Rule 16b-3. 1996 changes to the so-called "short swing" profit trading rules under Section 16 of the Securities Exchange Act of 1934 (the "New Rules") greatly simplify the Section 16 analysis relating to transferable options. Section 16 subjects officers, directors and 10% shareholders ("insiders") of public companies to reporting obligations and potential liability in connection with transactions involving company securities. Rule 16b3 offers insiders broad exemptions from Section 16 with respect to compensatory transactions.
Effective November 1, 1996, options no longer have to be nontransferable to enjoy exemption under Rule 16b3. As a result, under the New Rules the grant of a transferable NSO or an amendment to an existing option to permit transferability should not be considered a "purchase" under Section 16 that can be "matched" with a sale of employer securities during the six months before and after the option grant. (Note that under the New Rules, amending an option to permit its transfer will not be treated as a cancellation/regrant for Section 16 purposes as was the case under prior rules. SEC Release 34-37260, fn. 169.)
Different rules may apply, however, in the case of options amended prior to November 1, 1996, since the amended options may be subject to the prior rules. Moreover, in the case of an option transfer by an insider to a family member living in the same household as the insider, the option will be considered indirectly owned by the insider and will remain subject to continuing reporting under Section 16(a) of the Securities Exchange Act of 1934. A plan amendment permitting option transfers does not generally require shareholder approval.
Tradeability of Shares
Form S-8 is the standard SEC registration form for public company securities to be issued to employees under employee equity plans. In essence, registration on Form S8 ensures that the shares employees receive under such plans will be freely tradeable on the open market. Unfortunately, Form S8 is generally limited to share issuances to employees and does not extend to shares issued in connection with an option transferred by the employee-donor during his or her lifetime.
Although the SEC is considering changing this limitation, under current law option shares issued to the donee of an option will not be freely traded but will instead be considered "restricted" (i.e., transferable subject to the restrictions on transfer imposed under Rule 144 of the Securities Act of 1933). As a result, shares issued to the donee will be subject to the holding period requirement under Rule 144. Under limited circumstances, Form S3 may be available to cover resale of option shares by the recipient.
Companies considering amending options to permit transfers should also be sensitive to the financial accounting consequences of such an amendment. In particular, companies should consult their auditors to determine whether such an amendment triggers a new measurement date.

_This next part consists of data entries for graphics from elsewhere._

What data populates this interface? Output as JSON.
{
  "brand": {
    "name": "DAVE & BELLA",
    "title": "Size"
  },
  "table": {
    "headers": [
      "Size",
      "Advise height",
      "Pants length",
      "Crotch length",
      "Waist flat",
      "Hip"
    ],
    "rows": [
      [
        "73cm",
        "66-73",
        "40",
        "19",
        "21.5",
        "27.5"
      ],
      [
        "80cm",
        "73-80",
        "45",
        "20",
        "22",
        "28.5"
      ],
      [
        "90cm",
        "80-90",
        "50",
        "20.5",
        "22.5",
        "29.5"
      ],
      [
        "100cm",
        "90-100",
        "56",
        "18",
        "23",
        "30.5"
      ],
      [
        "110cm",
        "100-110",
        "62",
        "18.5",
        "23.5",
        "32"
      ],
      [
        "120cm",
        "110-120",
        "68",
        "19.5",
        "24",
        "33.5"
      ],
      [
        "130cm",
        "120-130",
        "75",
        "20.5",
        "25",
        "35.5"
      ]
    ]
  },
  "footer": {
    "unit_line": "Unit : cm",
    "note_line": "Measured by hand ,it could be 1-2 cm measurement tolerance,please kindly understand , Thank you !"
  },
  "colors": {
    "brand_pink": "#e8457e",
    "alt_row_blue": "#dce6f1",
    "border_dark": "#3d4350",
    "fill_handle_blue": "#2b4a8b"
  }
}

Amending an option to permit transfers to the employee's family or family entities (e.g., family trusts or family partnerships) should not trigger a new measurement date. If a new measurement date is triggered, the company would be required to recognize compensation expense based on the difference between the option exercise price and the value of the option shares at the time of the amendment.
The consequences of option transfers can be uncertain. ISOs cannot be transferred and continue to qualify as ISOs, but NSOs may be transferred if the option plan permits it. Employee/donors must confront a number of complex gift and income tax concerns as well as the potential lack of marketability of the transferred option shares before deciding to pursue an option transfer. Nevertheless, in certain situations the estate planning benefits of an option transfer can be substantial and may still outweigh these disadvantages.